If your Social Security number was shared

  • Consider placing a fraud alert or credit freeze with your credit bureaus (process varies by country).
  • Watch for new accounts opened in your name and unexpected credit inquiries.

If money was sent

  • Contact your bank immediately. The sooner you report, the better your odds of stopping certain transactions.
  • Keep expectations realistic: some transfers (wires, Zelle, crypto) are often difficult or impossible to reverse once they are completed.
  • Document what happened: screenshots, phone numbers, emails, times, and amounts.

Report it (optional, but helpful)

  • Forward suspicious texts to your bank’s fraud reporting channel if they provide one.
  • In the US, you can forward scam texts to 7726 (SPAM) to help your mobile carrier investigate.
  • In the US, you can also report fraud attempts to the FTC (ReportFraud.ftc.gov) and internet-enabled crime to IC3 (ic3.gov). If you are outside the US, look for your country’s consumer protection or cybercrime reporting site.

Do this now to reduce your risk later

Scams are stressful. A few small habits make you much harder to target.

  • Set up real-time transaction alerts in your bank app for purchases, transfers, and login attempts.
  • Use a password manager and unique passwords for financial accounts.
  • Lock down your phone number with your mobile carrier (ask about port-out or SIM swap protection).
  • Keep your devices updated (OS and browser updates close common security holes).
  • Keep your contact info updated with your bank so you get legitimate alerts.
  • Never trust a message just because it knows your name. Data leaks make personalization easy.
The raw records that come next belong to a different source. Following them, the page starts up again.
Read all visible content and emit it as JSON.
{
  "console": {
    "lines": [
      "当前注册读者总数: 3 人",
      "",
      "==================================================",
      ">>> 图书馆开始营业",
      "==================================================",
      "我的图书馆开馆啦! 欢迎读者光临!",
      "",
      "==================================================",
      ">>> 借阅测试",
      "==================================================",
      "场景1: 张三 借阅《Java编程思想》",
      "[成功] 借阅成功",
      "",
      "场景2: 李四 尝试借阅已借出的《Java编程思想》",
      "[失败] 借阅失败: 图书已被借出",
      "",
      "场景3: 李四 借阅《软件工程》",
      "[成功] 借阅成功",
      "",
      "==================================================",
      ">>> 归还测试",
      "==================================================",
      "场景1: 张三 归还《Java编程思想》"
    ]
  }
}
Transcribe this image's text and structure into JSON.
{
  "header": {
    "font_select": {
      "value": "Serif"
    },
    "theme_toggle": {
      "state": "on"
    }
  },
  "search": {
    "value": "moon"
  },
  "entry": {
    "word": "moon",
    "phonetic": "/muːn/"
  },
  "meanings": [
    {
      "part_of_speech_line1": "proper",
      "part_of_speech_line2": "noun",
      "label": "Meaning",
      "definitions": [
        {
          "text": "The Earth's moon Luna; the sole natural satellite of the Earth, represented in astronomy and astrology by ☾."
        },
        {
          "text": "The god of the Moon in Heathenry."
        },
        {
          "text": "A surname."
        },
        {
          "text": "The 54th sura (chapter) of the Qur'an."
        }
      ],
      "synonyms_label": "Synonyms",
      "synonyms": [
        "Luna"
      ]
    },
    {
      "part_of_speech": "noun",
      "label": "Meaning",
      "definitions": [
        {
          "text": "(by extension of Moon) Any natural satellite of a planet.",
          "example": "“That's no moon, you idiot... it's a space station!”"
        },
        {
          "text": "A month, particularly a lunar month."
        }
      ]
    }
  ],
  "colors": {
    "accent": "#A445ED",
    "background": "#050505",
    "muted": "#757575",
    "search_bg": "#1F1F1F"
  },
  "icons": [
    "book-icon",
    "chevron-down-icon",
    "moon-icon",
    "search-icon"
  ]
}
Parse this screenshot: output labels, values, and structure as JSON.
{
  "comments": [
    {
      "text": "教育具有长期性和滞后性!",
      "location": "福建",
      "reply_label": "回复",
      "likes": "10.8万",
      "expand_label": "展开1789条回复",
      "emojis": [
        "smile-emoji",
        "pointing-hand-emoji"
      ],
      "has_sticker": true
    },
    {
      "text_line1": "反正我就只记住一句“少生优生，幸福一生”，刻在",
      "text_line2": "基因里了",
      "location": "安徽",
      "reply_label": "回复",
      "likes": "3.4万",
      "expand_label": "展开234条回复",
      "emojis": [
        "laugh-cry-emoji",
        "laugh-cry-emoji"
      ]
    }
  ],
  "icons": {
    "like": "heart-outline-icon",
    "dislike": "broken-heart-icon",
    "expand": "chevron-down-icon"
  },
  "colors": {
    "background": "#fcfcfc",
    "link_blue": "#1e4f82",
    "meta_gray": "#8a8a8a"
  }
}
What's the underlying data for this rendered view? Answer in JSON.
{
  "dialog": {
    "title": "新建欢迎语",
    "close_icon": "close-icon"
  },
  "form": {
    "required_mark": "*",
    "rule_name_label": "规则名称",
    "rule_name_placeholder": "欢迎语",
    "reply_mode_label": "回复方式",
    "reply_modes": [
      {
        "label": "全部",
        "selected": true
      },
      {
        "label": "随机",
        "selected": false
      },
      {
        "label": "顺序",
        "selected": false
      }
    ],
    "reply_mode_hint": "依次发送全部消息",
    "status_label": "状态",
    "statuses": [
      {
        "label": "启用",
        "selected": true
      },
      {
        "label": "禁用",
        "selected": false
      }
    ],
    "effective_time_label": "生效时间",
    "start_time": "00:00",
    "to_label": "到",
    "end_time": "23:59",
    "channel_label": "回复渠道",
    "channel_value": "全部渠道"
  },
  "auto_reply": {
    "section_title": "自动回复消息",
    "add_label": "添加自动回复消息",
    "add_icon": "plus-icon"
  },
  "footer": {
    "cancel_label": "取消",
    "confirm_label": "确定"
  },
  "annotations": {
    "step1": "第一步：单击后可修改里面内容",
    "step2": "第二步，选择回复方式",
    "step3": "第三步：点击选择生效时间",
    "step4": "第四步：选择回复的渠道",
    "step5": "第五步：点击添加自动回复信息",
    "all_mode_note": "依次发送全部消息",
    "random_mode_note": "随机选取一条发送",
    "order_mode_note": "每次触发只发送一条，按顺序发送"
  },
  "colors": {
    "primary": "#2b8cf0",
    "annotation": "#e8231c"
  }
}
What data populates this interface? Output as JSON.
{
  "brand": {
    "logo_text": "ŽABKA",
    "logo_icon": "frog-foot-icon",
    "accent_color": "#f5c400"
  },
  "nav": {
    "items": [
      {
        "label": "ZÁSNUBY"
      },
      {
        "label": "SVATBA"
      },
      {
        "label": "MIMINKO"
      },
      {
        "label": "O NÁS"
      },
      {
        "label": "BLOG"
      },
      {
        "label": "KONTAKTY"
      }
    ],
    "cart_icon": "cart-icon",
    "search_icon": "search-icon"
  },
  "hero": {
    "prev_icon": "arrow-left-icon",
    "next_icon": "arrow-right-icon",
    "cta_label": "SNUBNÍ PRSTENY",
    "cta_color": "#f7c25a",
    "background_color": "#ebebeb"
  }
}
If you want a simple mantra to remember: Do not click. Do not reply. Verify in the app or call the number on your card.

Mini script you can copy

If you receive a suspicious email or text and want to respond safely, do not respond to that message. Instead, call your bank using the number on your card and say:

“Hi, I received a message claiming to be from [Bank Name] about possible fraud or account access. I did not click anything. Can you confirm whether you sent it and if there are any actions needed on my account?”

That one sentence keeps you calm, keeps you in control, and gets you to the truth fast.